Is there a secret to coring apples? Please tell me that there is and I'm doing it wrong. I have an apple corer and I can never get it to go in through the stem and out through the bottom—it always goes out slightly to the side of the bottom and then I have to core my apples twice. And twice-cored apples are not as nice looking as once-cored apples.
I made apple chips last fall and I decided to revisit that idea, but with the addition of chai spices—cinnamon, ginger, cardamom, and just a pinch of cloves. Instead of baking the apples until they were crispy, I baked them until they were soft and chewy. Erin from Texanerin Baking posted chewy apple chips last year and I wanted to see if I could make my recipe chewy too. Because the only descriptor I like more than spiced is chewy. Chewy is never not good! Yes, I said never not!
Apple rings and chips are really simple to make at home. While it's nice to have a dehydrator for these sorts of things, you don't need one—an oven set at a low temperature works too. When you make your own dried fruit, you can avoid adding sugar (a lot of dried fruit has added sugar!) and sulfites. Sulfites are added to dried fruit to help make it last longer, but they can be a trigger for migraines, so I try to avoid them as much as possible. So homemade dried fruit might not last as long as the kind you buy at the store, but it's so tasty, you'll probably want to eat it all within a day or two anyway. (Maybe even within an hour or two.)
- 1 extra-large tasty apple (Honeycrisp, Pink Lady, Braeburn, and Fuji work well)
- ¼ tsp ground cinnamon
- ⅛ tsp ground ginger
- ⅛ tsp ground cardamom
- pinch of ground cloves
- Preheat oven to 225°F and line a baking sheet with parchment paper.

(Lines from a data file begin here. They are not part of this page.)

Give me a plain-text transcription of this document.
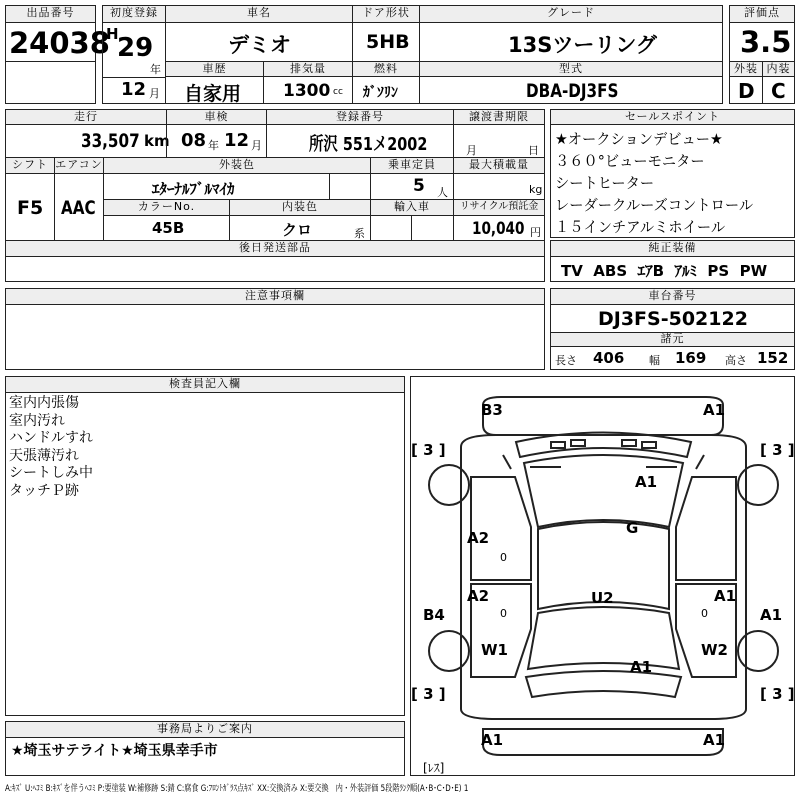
出品番号
24038
初度登録
H
29
年
12 月
車名
デミオ
ドア形状
5HB
グレード
13Sツーリング
評価点
3.5
車歴
自家用
排気量
1300 cc
燃料
ｶﾞｿﾘﾝ
型式
DBA-DJ3FS
外装 内装
D C
走行
33,507 km
車検
08 年 12 月
登録番号
所沢 551メ2002
譲渡書期限
月	日
シフト
F5
エアコン
AAC
外装色
ｴﾀｰﾅﾙﾌﾞﾙﾏｲｶ
乗車定員
5 人
最大積載量
kg
カラーNo.
45B
内装色
クロ	系
輸入車	リサイクル預託金
10,040 円
後日発送部品
注意事項欄
セールスポイント
★オークションデビュー★
３６０°ビューモニター
シートヒーター
レーダークルーズコントロール
１５インチアルミホイール
純正装備
TV  ABS  ｴｱB  ｱﾙﾐ  PS  PW
車台番号
DJ3FS-502122
諸元
長さ 406 幅 169 高さ 152
検査員記入欄
室内内張傷
室内汚れ
ハンドルすれ
天張薄汚れ
シートしみ中
タッチＰ跡
B3	A1
[ 3 ]	[ 3 ]
A1
G
A2
0
A2
0
U2	A1
0
B4	A1
W1	W2
A1
[ 3 ]	[ 3 ]
A1	A1
[ﾚｽ]
事務局よりご案内
★埼玉サテライト★埼玉県幸手市
A:ｷｽﾞ U:ﾍｺﾐ B:ｷｽﾞを伴うﾍｺﾐ P:要塗装 W:補修跡 S:錆 C:腐食 G:ﾌﾛﾝﾄｶﾞﾗｽ点ｷｽﾞ XX:交換済み X:要交換　内・外装評価 5段階ﾗﾝｸ順(A･B･C･D･E) 1
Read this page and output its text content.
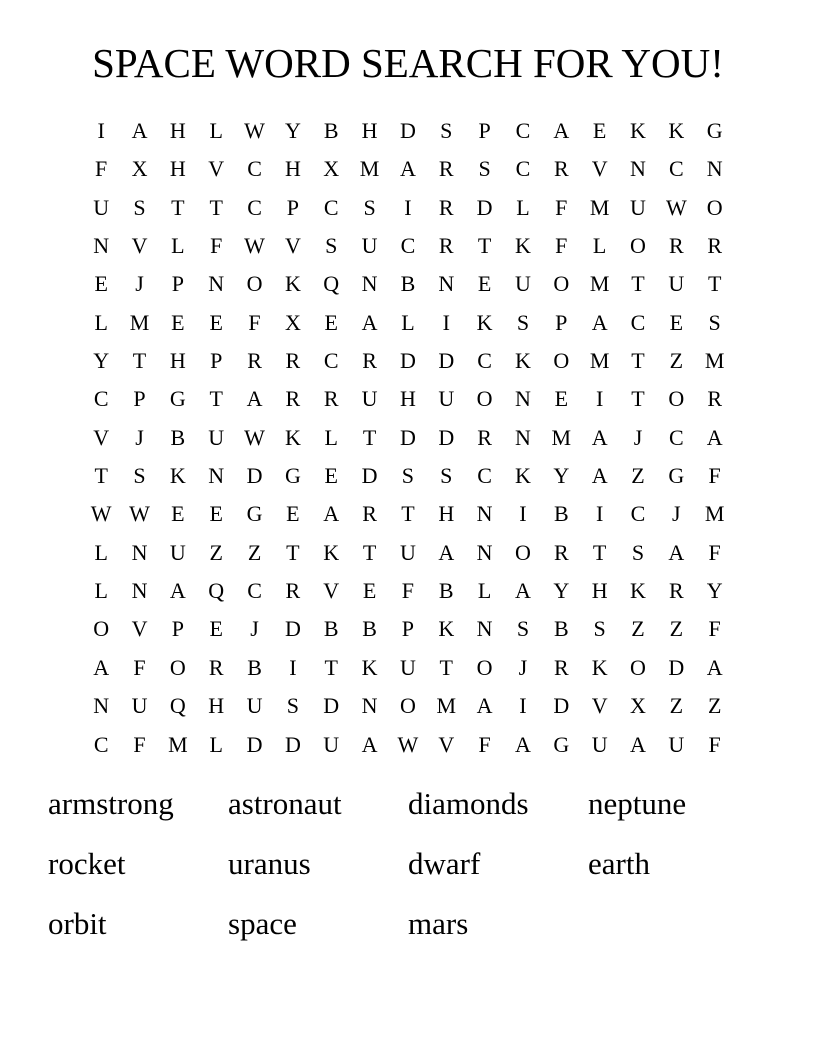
SPACE WORD SEARCH FOR YOU!
I	A	H	L W Y	B	H	D	S	P	C	A	E	K	K	G
F	X	H	V	C	H	X M A	R	S	C	R	V	N	C	N
U	S	T	T	C	P	C	S	I	R	D	L	F	M U W O
N	V	L	F W V	S	U	C	R	T	K	F	L	O	R	R
E	J	P	N	O	K	Q	N	B	N	E	U	O M T	U	T
L M E	E	F	X	E	A	L	I	K	S	P	A	C	E	S
Y	T	H	P	R	R	C	R	D	D	C	K	O M T	Z M
C	P	G	T	A	R	R	U	H	U	O	N	E	I	T	O	R
V	J	B	U W K	L	T	D	D	R	N M A	J	C	A
T	S	K	N	D	G	E	D	S	S	C	K	Y	A	Z	G	F
W W E	E	G	E	A	R	T	H	N	I	B	I	C	J	M
L	N	U	Z	Z	T	K	T	U	A	N	O	R	T	S	A	F
L	N	A	Q	C	R	V	E	F	B	L	A	Y	H	K	R	Y
O	V	P	E	J	D	B	B	P	K	N	S	B	S	Z	Z	F
A	F	O	R	B	I	T	K	U	T	O	J	R	K	O	D	A
N	U	Q	H	U	S	D	N	O M A	I	D	V	X	Z	Z
C	F	M L	D	D	U	A W V	F	A	G	U	A	U	F
armstrong	astronaut	diamonds	neptune
rocket	uranus	dwarf	earth
orbit	space	mars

- Core the apple and use a mandoline slicer to slice it between ⅛- and ¼-inch thick. (If you don't have a slicer, don't worry, you can do it by hand too!) Place the apple slices in a large bowl.
- Combine the spices in a small pinch bowl. Sprinkle the spices over the apple rings and use your hands to gently toss to coat.
- Transfer the apple slices to the baking sheet. Bake the apples for 60–90 minutes, or until they're dried and shriveled, but still tender.